I owned the conversational and system redesign of the automated phone payment flow. My job wasn't to rewrite prompts — it was to diagnose why the existing scripts couldn't succeed no matter how well-written, and to get the underlying flow changed. That meant partnering with Product, Engineering, Legal, and Operations to redesign where decisions happened in the system, not just what the system said when they happened.


 

The Approach

  • The repetition and failed transfers members were experiencing looked like a scripting issue. The root cause was sequencing: the eligibility check that determined whether a member could self-serve was happening after the first transfer, which meant ineligible members got transferred twice; once to payment, again to an advocate. No amount of rewriting would fix that. I partnered with Product and Engineering to move the eligibility check upstream, before the first transfer, so members reached the right endpoint on the first attempt.
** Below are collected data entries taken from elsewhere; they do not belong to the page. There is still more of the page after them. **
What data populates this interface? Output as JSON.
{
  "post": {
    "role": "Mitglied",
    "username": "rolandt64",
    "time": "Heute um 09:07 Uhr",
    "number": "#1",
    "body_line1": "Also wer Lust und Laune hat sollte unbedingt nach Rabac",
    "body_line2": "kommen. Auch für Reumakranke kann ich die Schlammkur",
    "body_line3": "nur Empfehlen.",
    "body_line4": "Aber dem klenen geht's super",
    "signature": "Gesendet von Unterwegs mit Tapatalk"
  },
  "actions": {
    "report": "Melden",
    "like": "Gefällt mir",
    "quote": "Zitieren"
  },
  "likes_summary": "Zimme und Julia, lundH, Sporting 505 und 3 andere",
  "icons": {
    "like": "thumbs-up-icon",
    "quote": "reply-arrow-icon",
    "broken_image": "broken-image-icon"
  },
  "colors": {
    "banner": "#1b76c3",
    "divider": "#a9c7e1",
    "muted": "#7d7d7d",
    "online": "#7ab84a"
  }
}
This single architectural change eliminated an entire class of failed flows.

  • Once the eligibility check moved upstream, we could see which "transfers to an advocate" were actually just information requests a live person didn't need to handle. Three use cases stood out: members already on Plus who called to upgrade, members outside their renewal window, and members already enrolled in auto-renew. In each case, an advocate was reading a single fact off a screen. I designed automated responses for these flows, reducing transfers from 2 to 0 for eligible paths and freeing advocate time for the interactions that actually needed a human.
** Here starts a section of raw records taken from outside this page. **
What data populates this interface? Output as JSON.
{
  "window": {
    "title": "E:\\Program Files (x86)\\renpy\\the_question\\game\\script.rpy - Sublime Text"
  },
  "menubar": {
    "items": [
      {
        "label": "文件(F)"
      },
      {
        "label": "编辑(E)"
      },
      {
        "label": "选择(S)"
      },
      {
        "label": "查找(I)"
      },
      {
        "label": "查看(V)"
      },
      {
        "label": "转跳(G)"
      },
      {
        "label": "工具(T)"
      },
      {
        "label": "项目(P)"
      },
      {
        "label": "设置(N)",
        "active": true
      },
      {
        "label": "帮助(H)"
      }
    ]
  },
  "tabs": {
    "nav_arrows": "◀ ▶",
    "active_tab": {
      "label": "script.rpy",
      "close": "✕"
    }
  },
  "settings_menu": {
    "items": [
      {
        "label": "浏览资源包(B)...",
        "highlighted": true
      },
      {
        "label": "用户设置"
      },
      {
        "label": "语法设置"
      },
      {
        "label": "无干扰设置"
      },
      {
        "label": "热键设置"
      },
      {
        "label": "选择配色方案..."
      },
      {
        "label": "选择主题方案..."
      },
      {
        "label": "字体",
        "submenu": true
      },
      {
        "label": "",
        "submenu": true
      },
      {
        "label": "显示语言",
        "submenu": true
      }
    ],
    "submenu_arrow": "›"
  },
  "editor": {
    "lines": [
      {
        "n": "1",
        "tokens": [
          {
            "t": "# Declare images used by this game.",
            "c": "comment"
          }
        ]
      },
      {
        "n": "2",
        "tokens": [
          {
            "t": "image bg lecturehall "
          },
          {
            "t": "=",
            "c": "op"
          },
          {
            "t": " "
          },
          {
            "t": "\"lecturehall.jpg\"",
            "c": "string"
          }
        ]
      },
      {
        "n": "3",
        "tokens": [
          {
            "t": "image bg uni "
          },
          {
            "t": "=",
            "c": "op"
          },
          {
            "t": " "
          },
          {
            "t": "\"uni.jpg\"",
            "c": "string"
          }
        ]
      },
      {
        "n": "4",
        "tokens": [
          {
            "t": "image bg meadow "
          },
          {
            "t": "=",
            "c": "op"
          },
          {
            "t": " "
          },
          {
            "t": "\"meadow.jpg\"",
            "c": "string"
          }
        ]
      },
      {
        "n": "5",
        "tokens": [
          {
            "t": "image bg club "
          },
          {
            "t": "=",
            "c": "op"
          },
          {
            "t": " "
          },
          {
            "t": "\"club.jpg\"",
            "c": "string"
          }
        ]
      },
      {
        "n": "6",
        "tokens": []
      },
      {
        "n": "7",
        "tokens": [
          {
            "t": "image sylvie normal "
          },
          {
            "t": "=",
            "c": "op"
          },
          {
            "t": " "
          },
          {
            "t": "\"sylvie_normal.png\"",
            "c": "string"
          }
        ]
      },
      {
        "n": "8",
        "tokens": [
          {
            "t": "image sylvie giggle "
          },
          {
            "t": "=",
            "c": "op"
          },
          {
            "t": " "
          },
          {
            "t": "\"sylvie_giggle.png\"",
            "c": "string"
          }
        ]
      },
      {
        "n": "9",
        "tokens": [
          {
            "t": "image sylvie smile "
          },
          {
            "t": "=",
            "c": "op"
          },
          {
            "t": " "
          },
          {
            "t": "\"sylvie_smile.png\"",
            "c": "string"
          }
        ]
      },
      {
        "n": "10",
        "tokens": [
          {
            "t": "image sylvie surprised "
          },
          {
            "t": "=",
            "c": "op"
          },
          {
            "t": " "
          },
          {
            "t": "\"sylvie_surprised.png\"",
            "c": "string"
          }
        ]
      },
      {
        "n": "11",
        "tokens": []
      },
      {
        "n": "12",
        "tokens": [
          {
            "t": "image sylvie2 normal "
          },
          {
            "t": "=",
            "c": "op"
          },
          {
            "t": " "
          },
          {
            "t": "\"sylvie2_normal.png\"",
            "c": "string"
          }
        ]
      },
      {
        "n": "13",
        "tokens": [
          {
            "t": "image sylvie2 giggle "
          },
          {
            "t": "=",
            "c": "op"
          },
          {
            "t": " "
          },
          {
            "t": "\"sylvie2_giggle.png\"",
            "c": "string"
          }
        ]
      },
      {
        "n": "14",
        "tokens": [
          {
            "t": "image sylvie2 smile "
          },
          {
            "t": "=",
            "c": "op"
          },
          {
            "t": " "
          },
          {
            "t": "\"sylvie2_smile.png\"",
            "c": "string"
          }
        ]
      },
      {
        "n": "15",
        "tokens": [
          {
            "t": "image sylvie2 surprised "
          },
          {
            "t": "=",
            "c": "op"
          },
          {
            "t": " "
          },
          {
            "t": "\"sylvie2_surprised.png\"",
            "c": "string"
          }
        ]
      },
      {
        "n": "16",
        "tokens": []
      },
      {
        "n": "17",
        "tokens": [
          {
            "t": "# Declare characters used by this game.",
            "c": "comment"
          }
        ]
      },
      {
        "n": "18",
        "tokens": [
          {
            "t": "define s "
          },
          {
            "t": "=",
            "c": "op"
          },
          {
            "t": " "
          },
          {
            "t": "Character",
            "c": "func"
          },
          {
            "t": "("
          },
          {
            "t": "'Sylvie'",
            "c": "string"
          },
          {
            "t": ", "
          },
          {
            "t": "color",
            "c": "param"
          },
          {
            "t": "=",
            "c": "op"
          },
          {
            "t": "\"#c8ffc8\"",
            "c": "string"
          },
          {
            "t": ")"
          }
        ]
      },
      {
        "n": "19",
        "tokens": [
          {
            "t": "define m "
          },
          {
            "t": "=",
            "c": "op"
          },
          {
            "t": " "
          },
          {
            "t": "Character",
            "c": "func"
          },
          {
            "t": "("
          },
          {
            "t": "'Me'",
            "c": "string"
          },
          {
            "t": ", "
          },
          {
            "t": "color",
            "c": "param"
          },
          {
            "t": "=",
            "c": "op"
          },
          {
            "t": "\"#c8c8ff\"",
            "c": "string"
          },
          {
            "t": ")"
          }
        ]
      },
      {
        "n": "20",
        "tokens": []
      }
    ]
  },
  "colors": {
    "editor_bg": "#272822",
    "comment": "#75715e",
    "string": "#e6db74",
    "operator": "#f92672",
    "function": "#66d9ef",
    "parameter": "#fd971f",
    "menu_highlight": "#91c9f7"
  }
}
  • With the architecture fixed, the conversational redesign could do its actual job. I restructured the remaining flows as intent-aware conversations rather than rigid scripts. The system first determines whether a valid card exists, then adapts accordingly. The tradeoff was more complex state logic for Engineering to maintain; the payoff was that the IVR stopped forcing every member through the same linear path regardless of where they actually were in the membership lifecycle.
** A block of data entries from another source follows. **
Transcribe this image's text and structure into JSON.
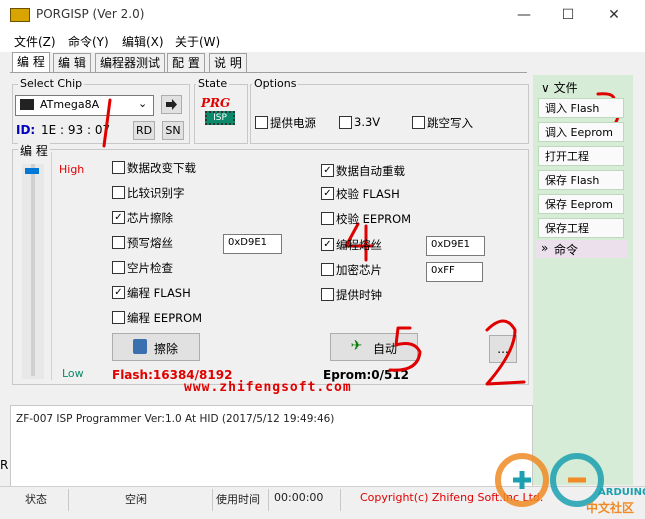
{
  "window": {
    "title": "PORGISP (Ver 2.0)",
    "minimize": "—",
    "maximize": "☐",
    "close": "✕"
  },
  "menu": [
    "文件(Z)",
    "命令(Y)",
    "编辑(X)",
    "关于(W)"
  ],
  "tabs": [
    "编 程",
    "编 辑",
    "编程器测试",
    "配 置",
    "说 明"
  ],
  "chip": {
    "group_label": "Select Chip",
    "selected": "ATmega8A",
    "id_label": "ID:",
    "id_value": "1E : 93 : 07",
    "rd": "RD",
    "sn": "SN"
  },
  "state": {
    "label": "State",
    "logo_top": "PRG",
    "logo_bottom": "ISP"
  },
  "options": {
    "label": "Options",
    "items": [
      {
        "label": "提供电源",
        "checked": false
      },
      {
        "label": "3.3V",
        "checked": false
      },
      {
        "label": "跳空写入",
        "checked": false
      }
    ]
  },
  "program": {
    "label": "编 程",
    "high": "High",
    "low": "Low",
    "left_items": [
      {
        "label": "数据改变下载",
        "checked": false
      },
      {
        "label": "比较识别字",
        "checked": false
      },
      {
        "label": "芯片擦除",
        "checked": true
      },
      {
        "label": "预写熔丝",
        "checked": false
      },
      {
        "label": "空片检查",
        "checked": false
      },
      {
        "label": "编程 FLASH",
        "checked": true
      },
      {
        "label": "编程 EEPROM",
        "checked": false
      }
    ],
    "right_items": [
      {
        "label": "数据自动重载",
        "checked": true
      },
      {
        "label": "校验 FLASH",
        "checked": true
      },
      {
        "label": "校验 EEPROM",
        "checked": false
      },
      {
        "label": "编程熔丝",
        "checked": true
      },
      {
        "label": "加密芯片",
        "checked": false
      },
      {
        "label": "提供时钟",
        "checked": false
      }
    ],
    "prefuse_value": "0xD9E1",
    "fuse_value": "0xD9E1",
    "lock_value": "0xFF",
    "erase_button": "擦除",
    "auto_button": "自动",
    "more_button": "...",
    "flash_info": "Flash:16384/8192",
    "eeprom_info": "Eprom:0/512",
    "website": "www.zhifengsoft.com"
  },
  "right_panel": {
    "file_header": "文件",
    "buttons": [
      "调入 Flash",
      "调入 Eeprom",
      "打开工程",
      "保存 Flash",
      "保存 Eeprom",
      "保存工程"
    ],
    "command_header": "命令"
  },
  "log": "ZF-007 ISP Programmer Ver:1.0 At HID (2017/5/12 19:49:46)",
  "status": {
    "state_label": "状态",
    "state_value": "空闲",
    "time_label": "使用时间",
    "time_value": "00:00:00",
    "copyright": "Copyright(c) Zhifeng Soft.Inc Ltd.",
    "side_char": "R"
  },
  "watermark": {
    "brand": "ARDUINO",
    "sub": "中文社区"
  },
  "annotations": [
    "1",
    "2",
    "3",
    "4",
    "5"
  ],
  "colors": {
    "annotation": "#e00000",
    "panel": "#d6ecd6",
    "info_red": "#e00000"
  }
}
  • Most IVR systems repeat the same prompt on failure, which is cheap to build and deeply frustrating to use. I designed the error flow to adapt language across attempts and escalate only when repetition stopped being useful. The risk was that more nuanced error handling is harder to QA across every branch; the mitigation was tight documentation and a bounded retry pattern that couldn't fail open into infinite loops.

  • Language throughout the payment flow had to do double duty: explain why a card was required (for FTC-compliant consent), how it would be used (to preserve trust), and what would happen next (to set expectations) — without adding the kind of friction that drives members to hang up and call back. I aligned the IVR's framing with the language patterns used in digital and in-club surfaces so members got a consistent answer regardless of channel.


 

Impact

  • Transfers reduced from 2 to 0 for eligible self-service renewal and upgrade flows

  • Eliminated repeated data entry by establishing information-sharing between the dialog and payment phone systems

  • Automated three previously agent-only use cases (existing Plus members, out-of-window renewal, active auto-renew status)

  • Reduced call center load during the peak Auto-Renew for All enrollment push

  • Contributed to the broader Auto-Renew for All outcomes: 95%+ card-on-file rates, 87% transaction success, and 91%+ auto-renew enrollment

  • Established a more resilient IVR model that could absorb future membership and compliance changes without requiring a full flow rebuild

Why this matters

Conversational design isn't limited to chat interfaces or AI assistants or only about language. The highest-risk conversations often happen in voice systems, at the exact moments where payments, renewals, and compliance collide. The lesson from this project is that when a script can't be written well enough to fix a flow, the problem usually isn't the script. It's where decisions live in the system.

Moving the check upstream wasn't a content decision. But identifying that it needed to move — and building the case for the change across Product and Engineering — was exactly the work a content designer should be doing at scale.